27.12.2013

Madteo — Rose Dub Etc

In einer Wohnung am Goldbrunnenplatz in Zürich versammelt sich an einem grauen Samstagnachmittag Mitte April 2013 ein illustrer Haufen an Musikliebhabern. Grund : Der Zürcher Klub Zukunft hat das zweikommasieben Magazin eingeladen, einen Abend bei ihnen im Kreis Cheib zu gestalten. Dafür wurden neben den Leuten aus den eigenen Reihen – sprich : Marc D’Arrigo, Pasquale C. Peak, Guy Joshua, Leisure Options, El Tigre Sound und Martin Meier – auch der New Yorker DJ und Produzent Matteo Ruzzon aufgeboten. Dieser hat in den Monaten zuvor unter seinem Pseudonym Madteo mit Releases auf Hinge Fingers, Sähkö Recordings, Workshop, Morhpine Records, Meakusma und The Trilogy Tapes auf sich aufmerksam gemacht. Wie üblich werden die Stunden vor solchen Veranstaltungen genutzt um gemeinsam zu kochen und zu essen und um sich mit den eingeladenen Künstlern über ihr Schaffen, Gott und die Welt sowie die Szene da und dort zu unterhalten. Der gesprächige Matteo erwies sich indes als sehr interessanten aber auch skurrilen Gesprächspartner.

Folgendes wurde mit Marc D’Arrigo, Kaj Lehmann, der Matteo übrigens auch fotografierte, und Remo Bitzi besprochen während der Rest der Crew in der Küche Schweinebraten und Spargeln zubereitete beziehungsweise auf dem Balkon und im Wohnzimmer anderes zu bereden hatte.

 

Comebacks

Matteo Ruzzon Kennt ihr diesen Song ? [ Singt ] « We can fix it if it’s broken… » Der ist von DJ Sneak !

Marc D’Arrigo Ich erinnere mich…

MR Das klang damals nach einem Hit ! [ Singt erneut ] « If it’s broken we can fix it… » Der war toll ! Erinnert ihr euch an die Classic Music Company ? Das war das Label von Derrick Carter und Luke Solomon.
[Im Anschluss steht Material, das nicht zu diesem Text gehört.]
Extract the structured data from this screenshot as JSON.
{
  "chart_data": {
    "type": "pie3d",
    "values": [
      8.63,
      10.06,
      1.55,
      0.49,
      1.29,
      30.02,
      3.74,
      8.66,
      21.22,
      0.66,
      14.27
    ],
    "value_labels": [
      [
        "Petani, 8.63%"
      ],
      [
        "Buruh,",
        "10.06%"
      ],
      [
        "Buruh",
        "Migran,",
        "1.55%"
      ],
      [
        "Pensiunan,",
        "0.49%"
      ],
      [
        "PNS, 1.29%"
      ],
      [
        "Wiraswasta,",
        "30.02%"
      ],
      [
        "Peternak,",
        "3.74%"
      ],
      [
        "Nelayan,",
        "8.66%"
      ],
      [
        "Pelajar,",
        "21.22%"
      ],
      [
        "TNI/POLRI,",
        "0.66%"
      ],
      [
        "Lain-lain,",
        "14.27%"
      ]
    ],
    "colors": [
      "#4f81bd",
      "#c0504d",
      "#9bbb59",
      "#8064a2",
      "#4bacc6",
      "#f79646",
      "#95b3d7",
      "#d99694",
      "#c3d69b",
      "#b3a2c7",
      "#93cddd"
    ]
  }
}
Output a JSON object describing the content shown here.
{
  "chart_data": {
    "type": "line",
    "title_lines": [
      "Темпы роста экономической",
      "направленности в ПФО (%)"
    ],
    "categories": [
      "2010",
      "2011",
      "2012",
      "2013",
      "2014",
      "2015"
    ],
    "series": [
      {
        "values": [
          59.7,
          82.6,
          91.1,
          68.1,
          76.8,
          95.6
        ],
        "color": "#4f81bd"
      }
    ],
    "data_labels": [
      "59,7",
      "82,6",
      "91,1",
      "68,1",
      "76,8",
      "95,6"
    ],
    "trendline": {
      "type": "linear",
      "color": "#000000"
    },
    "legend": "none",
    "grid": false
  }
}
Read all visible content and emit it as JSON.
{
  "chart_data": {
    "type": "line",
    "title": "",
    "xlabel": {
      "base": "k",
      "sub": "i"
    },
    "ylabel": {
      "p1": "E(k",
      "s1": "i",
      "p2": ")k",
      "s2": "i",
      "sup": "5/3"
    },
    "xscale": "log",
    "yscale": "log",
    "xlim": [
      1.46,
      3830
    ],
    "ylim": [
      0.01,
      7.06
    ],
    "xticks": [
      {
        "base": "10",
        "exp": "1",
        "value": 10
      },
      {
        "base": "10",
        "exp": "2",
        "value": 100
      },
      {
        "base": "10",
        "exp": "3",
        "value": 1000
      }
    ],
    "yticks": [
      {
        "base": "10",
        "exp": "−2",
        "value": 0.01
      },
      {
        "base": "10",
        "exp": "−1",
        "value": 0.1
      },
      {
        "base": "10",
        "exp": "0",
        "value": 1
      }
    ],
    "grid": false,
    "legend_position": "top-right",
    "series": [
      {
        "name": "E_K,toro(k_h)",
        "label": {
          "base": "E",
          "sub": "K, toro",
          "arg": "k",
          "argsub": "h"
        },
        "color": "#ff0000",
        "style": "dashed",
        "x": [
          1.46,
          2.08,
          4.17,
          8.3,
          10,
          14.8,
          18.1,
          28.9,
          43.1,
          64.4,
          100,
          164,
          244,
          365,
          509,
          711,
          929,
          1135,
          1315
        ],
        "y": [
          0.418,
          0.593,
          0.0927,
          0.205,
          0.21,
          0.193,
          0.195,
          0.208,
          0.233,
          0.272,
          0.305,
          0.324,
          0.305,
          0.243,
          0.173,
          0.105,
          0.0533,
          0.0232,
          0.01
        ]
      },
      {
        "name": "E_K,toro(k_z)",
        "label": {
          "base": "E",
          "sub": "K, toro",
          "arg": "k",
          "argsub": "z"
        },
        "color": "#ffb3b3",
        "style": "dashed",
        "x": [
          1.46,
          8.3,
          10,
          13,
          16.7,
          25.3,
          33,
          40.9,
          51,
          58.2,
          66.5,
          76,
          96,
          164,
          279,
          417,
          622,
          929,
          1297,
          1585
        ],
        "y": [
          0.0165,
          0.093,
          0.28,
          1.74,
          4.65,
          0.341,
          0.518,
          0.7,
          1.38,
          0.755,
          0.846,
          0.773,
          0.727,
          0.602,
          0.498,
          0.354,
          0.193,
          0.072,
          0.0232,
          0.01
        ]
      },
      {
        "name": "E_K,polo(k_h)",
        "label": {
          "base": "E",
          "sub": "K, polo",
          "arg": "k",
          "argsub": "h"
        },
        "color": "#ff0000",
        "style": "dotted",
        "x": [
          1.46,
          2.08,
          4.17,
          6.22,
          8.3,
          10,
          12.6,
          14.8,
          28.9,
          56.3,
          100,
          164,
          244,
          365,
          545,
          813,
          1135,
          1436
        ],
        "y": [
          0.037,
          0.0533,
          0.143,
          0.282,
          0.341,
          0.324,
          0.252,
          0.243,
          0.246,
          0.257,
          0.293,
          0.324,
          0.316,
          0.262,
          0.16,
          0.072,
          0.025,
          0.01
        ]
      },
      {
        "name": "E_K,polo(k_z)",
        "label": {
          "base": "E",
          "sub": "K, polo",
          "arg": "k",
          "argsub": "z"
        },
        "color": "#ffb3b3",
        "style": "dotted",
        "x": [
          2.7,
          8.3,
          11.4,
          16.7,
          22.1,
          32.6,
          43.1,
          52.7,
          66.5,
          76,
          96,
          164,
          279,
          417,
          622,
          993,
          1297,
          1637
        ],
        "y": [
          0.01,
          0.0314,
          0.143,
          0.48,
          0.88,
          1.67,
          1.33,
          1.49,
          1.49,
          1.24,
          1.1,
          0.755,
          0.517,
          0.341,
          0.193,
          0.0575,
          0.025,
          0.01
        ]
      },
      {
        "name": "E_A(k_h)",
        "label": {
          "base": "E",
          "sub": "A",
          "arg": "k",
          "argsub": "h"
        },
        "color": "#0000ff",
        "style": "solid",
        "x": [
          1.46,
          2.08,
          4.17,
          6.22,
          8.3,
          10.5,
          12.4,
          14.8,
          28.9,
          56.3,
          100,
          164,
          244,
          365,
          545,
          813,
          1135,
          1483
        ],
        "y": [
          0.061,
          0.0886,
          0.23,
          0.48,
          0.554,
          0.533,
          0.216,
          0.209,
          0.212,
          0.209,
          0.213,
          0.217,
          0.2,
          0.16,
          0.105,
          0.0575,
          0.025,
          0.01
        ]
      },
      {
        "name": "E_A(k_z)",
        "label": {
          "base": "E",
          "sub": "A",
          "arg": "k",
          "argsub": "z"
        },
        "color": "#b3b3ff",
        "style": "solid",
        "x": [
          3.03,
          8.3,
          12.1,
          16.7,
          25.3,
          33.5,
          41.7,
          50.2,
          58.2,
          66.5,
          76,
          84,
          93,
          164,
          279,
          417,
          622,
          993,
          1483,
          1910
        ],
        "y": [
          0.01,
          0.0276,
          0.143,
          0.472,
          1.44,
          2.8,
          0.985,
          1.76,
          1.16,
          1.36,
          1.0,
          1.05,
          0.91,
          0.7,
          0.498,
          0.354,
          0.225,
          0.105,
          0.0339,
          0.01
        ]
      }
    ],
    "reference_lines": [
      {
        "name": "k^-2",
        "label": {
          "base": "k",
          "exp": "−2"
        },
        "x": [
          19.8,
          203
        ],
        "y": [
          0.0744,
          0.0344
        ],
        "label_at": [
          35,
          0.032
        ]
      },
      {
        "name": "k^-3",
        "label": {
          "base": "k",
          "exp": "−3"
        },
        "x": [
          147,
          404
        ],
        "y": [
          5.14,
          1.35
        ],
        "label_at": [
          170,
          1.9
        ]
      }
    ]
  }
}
Von den späten Neunzigern bis Anfang der Nuller Jahre war das das beste House-Label ! Da wurden auch Isolées Klassiker veröffentlicht. Unter anderem Beau Mon Plage…

RB Ah, klar !

MR Da kamen natürlich auch viele Tunes von Derrick Carter raus… und auch Veröffentlichungen von Rob Mello ! Rob Mello ist eine sehr interessante Person. Er konnte ein paar tolle Erfolge feiern, ist aber immer « underground » geblieben. Man wusste auch nie so genau, wer Rob Mello ist. Wahrscheinlich ist er ein Italiener, der in London lebt. Übrigens hat er mit Matthew Herbert Sound-tracks gemacht. Das war zu dem Zeitpunkt als deren beider Karrieren auf der Kippe standen – also just bevor sie sich als Künstler etablierten… Ich recherchiere ziemlich viel online, darum weiss ich solche Sachen. Das mache ich jeweils um zu verstehen, woher diese Leute kommen. Weil ich bin ein grosser Fan von Herbert, aber eben auch von Rob Mello. Dieser hat ein paar tolle Tracks gemacht. Einer heisst Bump Me All Night… Ein anderer Fantasize. Letzterer ist ein Track, bei dem er White Horse verwendet. Von dieser dänischen Gruppe… Diese dänische Gruppe namens… Errrrrm… C’mon, das ist ein Klassiker ! [ Überlegt krampfhaft, während Marc den Refrain singt « Don’t ride a white horse… », dann plötzlich ] Laid Back ! …und auf der anderen Seite ist… Errm… [ Singt ] « Sunshine, Sunshine Reggae… » Eine tolle Single ! Auf der einen Seite ist dieser langsame Reggae-Pop-Song, auf der anderen dann dieser verrückte Leftfield-Dance-Track. Ich habe diese Platte im vergangenen Jahr auf einem Flohmarkt gekauft. Und dann, kurz darauf, kommen Laid Back zurück… mit einem tollen Track ! Und trotzdem interessiert sich keiner dafür. Nur weil sie alt sind. Das ist… Das ist… Das ist fucked up !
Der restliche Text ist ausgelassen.